Contribuenti, attenzione ai fornitori
5 Aprile 2017
Il Sole 24 Ore 29 Marzo 2017 di Laura Ambrosi
La ripartizione. Strategie differenziate a seconda che siano contestate operazioni oggettivamente o soggettivamente inesistenti
L’aspetto più delicato e dibattuto in tema di fatture false concerne la ripartizione dell’onere della prova sulla fittizietà dell’operazione.
Nell’ipotesi di documenti relativi ad operazioni contestate come oggettivamente inesistenti, secondo la giurisprudenza di legittimità, in linea con i principi della Corte di giustizia, è l’amministrazione che deve provare come la transazione commerciale oggetto della fattura non sia mai stata posta in essere. A tal fine sono sufficienti anche solo presunzioni semplici, purché gravi, precise e concordanti.
A questo punto il contribuente deve a sua volta dimostrare, con adeguata prova contraria, l’effettività dell’operazione. È il caso, ad esempio, della consegna/trasporto dei beni, della successiva rivendita a terzi, dell’esecuzione delle prestazioni, della conformità del corrispettivo stabilito e del pagamento eseguito.
Per le contestazioni sull’inesistenza soggettiva, l’amministrazione ha l’onere iniziale di provare, anche in via presuntiva, l’interposizione fittizia del cedente ovvero la frode fiscale commessa a monte da altri soggetti. Compete quindi al contribuente dimostrare l’incolpevole affidamento sulla regolarità fiscale ingenerato dalla condotta del cedente.
In tale contesto il contribuente non può limitarsi alla sola esibizione dei mezzi di pagamento o dei documenti contabili, trattandosi di elementi normalmente regolari anche in capo a chi, partecipando alla frode, non vuole destare particolari sospetti.
Corte di giustizia e Corte di cassazione hanno fornito, in proposito, alcuni suggerimenti per la valutazione della sussistenza della buona fede dell’acquirente.
Innanzitutto, è necessario dimostrare che i rapporti siano intercorsi direttamente con l’impresa considerata “fittizia” ovvero con soggetti alla stessa riconducibili (mail, fax, lettere). Occorrerà poi provare l’esistenza della sede sociale, di locali adibiti all’impresa, della presenza di titolari e/o dipendenti presso l’impresa ecc.
Infine, è utile dimostrare che l’acquirente non abbia ottenuto alcun vantaggio o beneficio economico dalla eventuale frode cui ha partecipato il venditore (beni a prezzi inferiori, ristorno di parte dei pagamenti per contanti, ecc.)
Sarà poi il giudice a valutare, dagli elementi prodotti, la buona fede dell’acquirente nel contesto illecito dell’operazione.
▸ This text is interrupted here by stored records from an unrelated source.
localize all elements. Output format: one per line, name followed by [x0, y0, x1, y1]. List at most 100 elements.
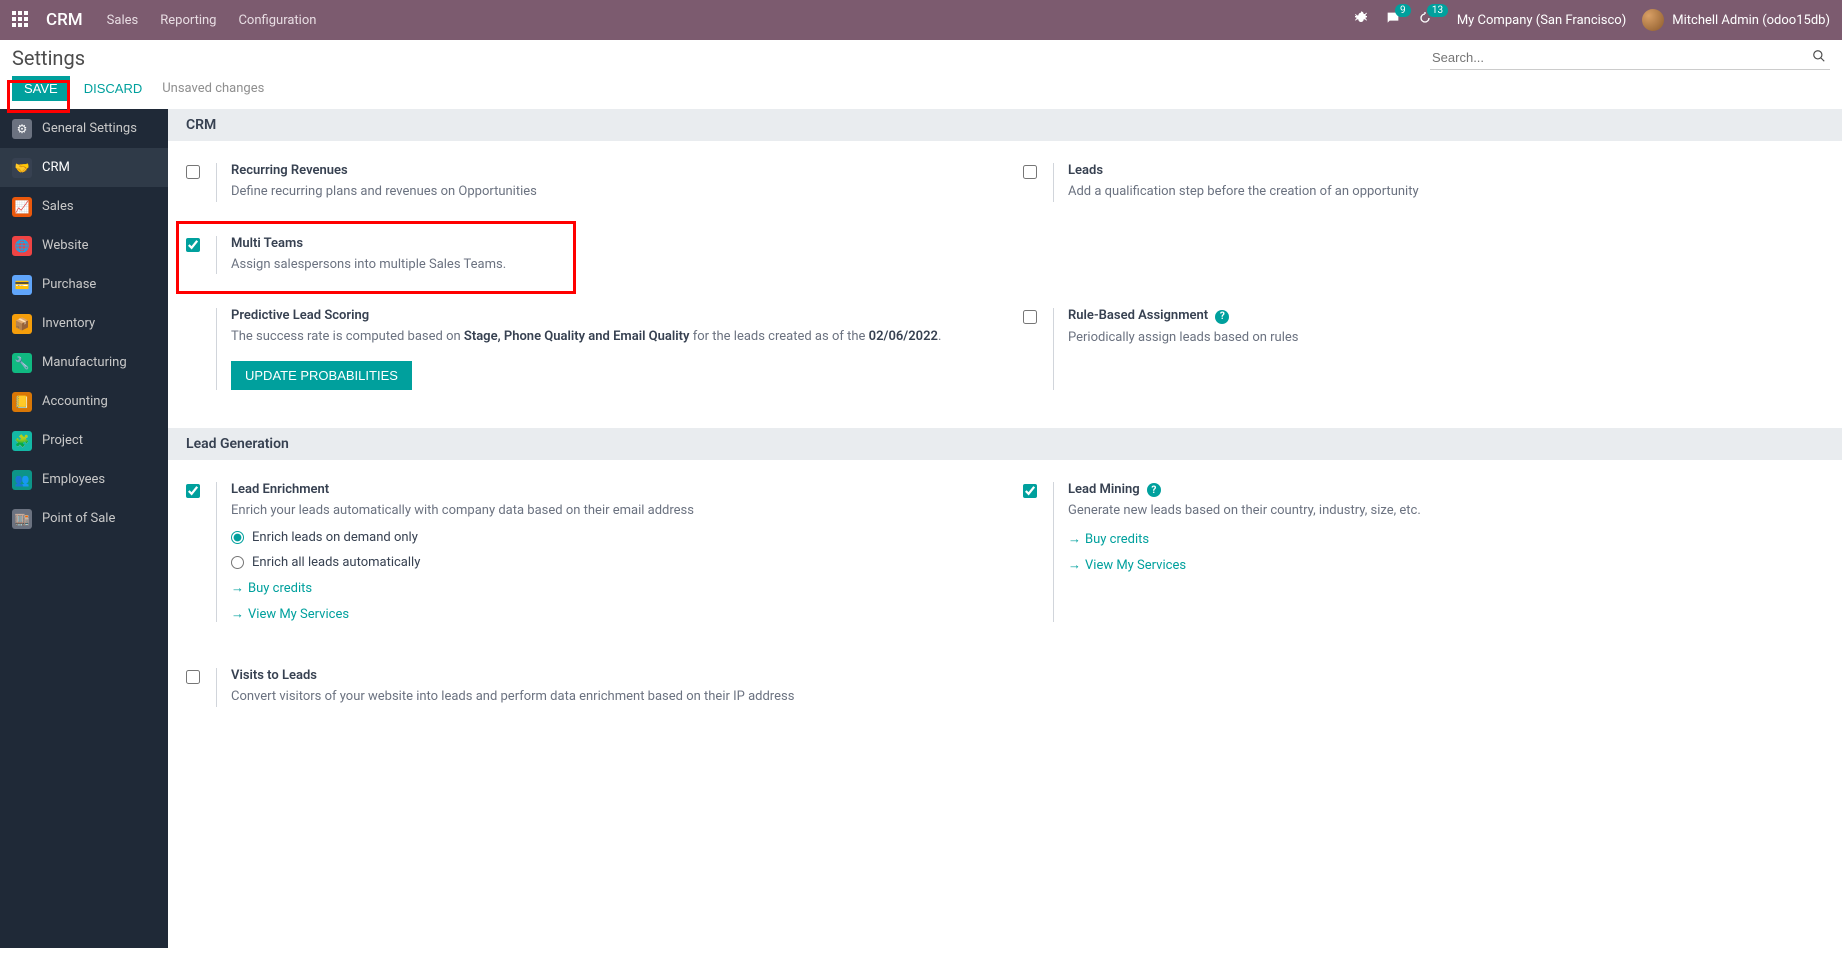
messages-badge: 9 [1395, 4, 1411, 17]
apps-menu-icon[interactable] [12, 11, 30, 29]
nav-reporting[interactable]: Reporting [160, 13, 216, 28]
recurring-revenues-checkbox[interactable] [186, 165, 200, 179]
setting-predictive-lead-scoring: Predictive Lead Scoring The success rate… [168, 300, 1005, 398]
company-switcher[interactable]: My Company (San Francisco) [1457, 13, 1626, 28]
sidebar-item-general-settings[interactable]: ⚙ General Settings [0, 109, 168, 148]
setting-visits-to-leads: Visits to Leads Convert visitors of your… [168, 660, 1005, 715]
arrow-icon: → [231, 581, 244, 596]
setting-title: Leads [1068, 163, 1824, 178]
user-menu[interactable]: Mitchell Admin (odoo15db) [1642, 9, 1830, 31]
setting-recurring-revenues: Recurring Revenues Define recurring plan… [168, 155, 1005, 210]
setting-desc: Generate new leads based on their countr… [1068, 501, 1824, 521]
chart-icon: 📈 [12, 197, 32, 217]
save-button[interactable]: SAVE [12, 76, 70, 101]
puzzle-icon: 🧩 [12, 431, 32, 451]
unsaved-indicator: Unsaved changes [162, 81, 264, 96]
gear-icon: ⚙ [12, 119, 32, 139]
buy-credits-link[interactable]: Buy credits [1085, 532, 1149, 547]
sidebar-item-purchase[interactable]: 💳 Purchase [0, 265, 168, 304]
enrich-all-radio[interactable] [231, 556, 244, 569]
rule-based-assignment-checkbox[interactable] [1023, 310, 1037, 324]
setting-desc: Define recurring plans and revenues on O… [231, 182, 987, 202]
sidebar-item-label: Manufacturing [42, 355, 127, 370]
sidebar-item-label: CRM [42, 160, 70, 175]
radio-label: Enrich all leads automatically [252, 555, 420, 570]
sidebar-item-website[interactable]: 🌐 Website [0, 226, 168, 265]
user-name: Mitchell Admin (odoo15db) [1672, 13, 1830, 28]
view-my-services-link[interactable]: View My Services [248, 607, 349, 622]
book-icon: 📒 [12, 392, 32, 412]
enrich-on-demand-radio[interactable] [231, 531, 244, 544]
view-my-services-link[interactable]: View My Services [1085, 558, 1186, 573]
sidebar-item-label: General Settings [42, 121, 137, 136]
store-icon: 🏬 [12, 509, 32, 529]
lead-mining-checkbox[interactable] [1023, 484, 1037, 498]
setting-title: Rule-Based Assignment ? [1068, 308, 1824, 324]
setting-title: Predictive Lead Scoring [231, 308, 987, 323]
handshake-icon: 🤝 [12, 158, 32, 178]
sidebar-item-accounting[interactable]: 📒 Accounting [0, 382, 168, 421]
setting-title: Lead Enrichment [231, 482, 987, 497]
update-probabilities-button[interactable]: UPDATE PROBABILITIES [231, 361, 412, 390]
sidebar-item-pos[interactable]: 🏬 Point of Sale [0, 499, 168, 538]
setting-leads: Leads Add a qualification step before th… [1005, 155, 1842, 210]
search-input[interactable] [1430, 46, 1808, 69]
settings-sidebar: ⚙ General Settings 🤝 CRM 📈 Sales 🌐 Website 💳… [0, 109, 168, 948]
sidebar-item-project[interactable]: 🧩 Project [0, 421, 168, 460]
search-bar[interactable] [1430, 46, 1830, 70]
sidebar-item-label: Employees [42, 472, 105, 487]
sidebar-item-label: Sales [42, 199, 74, 214]
sidebar-item-label: Purchase [42, 277, 96, 292]
sidebar-item-manufacturing[interactable]: 🔧 Manufacturing [0, 343, 168, 382]
activities-icon[interactable]: 13 [1417, 10, 1433, 30]
setting-desc: Convert visitors of your website into le… [231, 687, 987, 707]
section-header-crm: CRM [168, 109, 1842, 141]
settings-content: CRM Recurring Revenues Define recurring … [168, 109, 1842, 948]
radio-label: Enrich leads on demand only [252, 530, 418, 545]
lead-enrichment-checkbox[interactable] [186, 484, 200, 498]
setting-lead-mining: Lead Mining ? Generate new leads based o… [1005, 474, 1842, 631]
page-title: Settings [12, 46, 85, 70]
setting-title: Recurring Revenues [231, 163, 987, 178]
sidebar-item-label: Website [42, 238, 89, 253]
sidebar-item-label: Point of Sale [42, 511, 115, 526]
app-brand[interactable]: CRM [46, 10, 83, 30]
card-icon: 💳 [12, 275, 32, 295]
setting-desc: Assign salespersons into multiple Sales … [231, 255, 987, 275]
avatar [1642, 9, 1664, 31]
buy-credits-link[interactable]: Buy credits [248, 581, 312, 596]
sidebar-item-inventory[interactable]: 📦 Inventory [0, 304, 168, 343]
multi-teams-checkbox[interactable] [186, 238, 200, 252]
nav-sales[interactable]: Sales [107, 13, 139, 28]
visits-to-leads-checkbox[interactable] [186, 670, 200, 684]
messages-icon[interactable]: 9 [1385, 10, 1401, 30]
help-icon[interactable]: ? [1215, 310, 1229, 324]
nav-configuration[interactable]: Configuration [238, 13, 316, 28]
debug-icon[interactable] [1353, 10, 1369, 30]
box-icon: 📦 [12, 314, 32, 334]
globe-icon: 🌐 [12, 236, 32, 256]
sidebar-item-employees[interactable]: 👥 Employees [0, 460, 168, 499]
sidebar-item-label: Inventory [42, 316, 95, 331]
setting-desc: Add a qualification step before the crea… [1068, 182, 1824, 202]
leads-checkbox[interactable] [1023, 165, 1037, 179]
sidebar-item-label: Accounting [42, 394, 108, 409]
setting-desc: Enrich your leads automatically with com… [231, 501, 987, 521]
setting-title: Multi Teams [231, 236, 987, 251]
help-icon[interactable]: ? [1147, 483, 1161, 497]
setting-multi-teams: Multi Teams Assign salespersons into mul… [168, 228, 1005, 283]
arrow-icon: → [1068, 532, 1081, 547]
people-icon: 👥 [12, 470, 32, 490]
section-header-leadgen: Lead Generation [168, 428, 1842, 460]
sidebar-item-label: Project [42, 433, 83, 448]
sidebar-item-crm[interactable]: 🤝 CRM [0, 148, 168, 187]
navbar: CRM Sales Reporting Configuration 9 13 M… [0, 0, 1842, 40]
wrench-icon: 🔧 [12, 353, 32, 373]
sidebar-item-sales[interactable]: 📈 Sales [0, 187, 168, 226]
arrow-icon: → [1068, 558, 1081, 573]
control-panel: Settings SAVE DISCARD Unsaved changes [0, 40, 1842, 109]
discard-button[interactable]: DISCARD [80, 76, 147, 101]
setting-rule-based-assignment: Rule-Based Assignment ? Periodically ass… [1005, 300, 1842, 398]
search-icon[interactable] [1808, 47, 1830, 69]
setting-desc: The success rate is computed based on St… [231, 327, 987, 347]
In altre parole, secondo i giudici di legittimità, esiste un obbligo di diligenza sostanziale nella scelta del fornitore e di attenzione ai requisiti del cedente (esistenza, struttura operativa; capacità di fornire i beni), senza tuttavia pretendere un dovere di indagine. Dovrebbe quindi essere sufficiente (il condizionale è d’obbligo perché non mancano anche sentenze della Cassazione più rigorose che escludono tale possibilità) la valutazione di elementi obiettivi che non possono sfuggire ad un contraente onesto e ad un imprenditore mediamente accorto. Si pensi all’assenza di pubblicità o giro di affari, di una clientela qualificata ecc.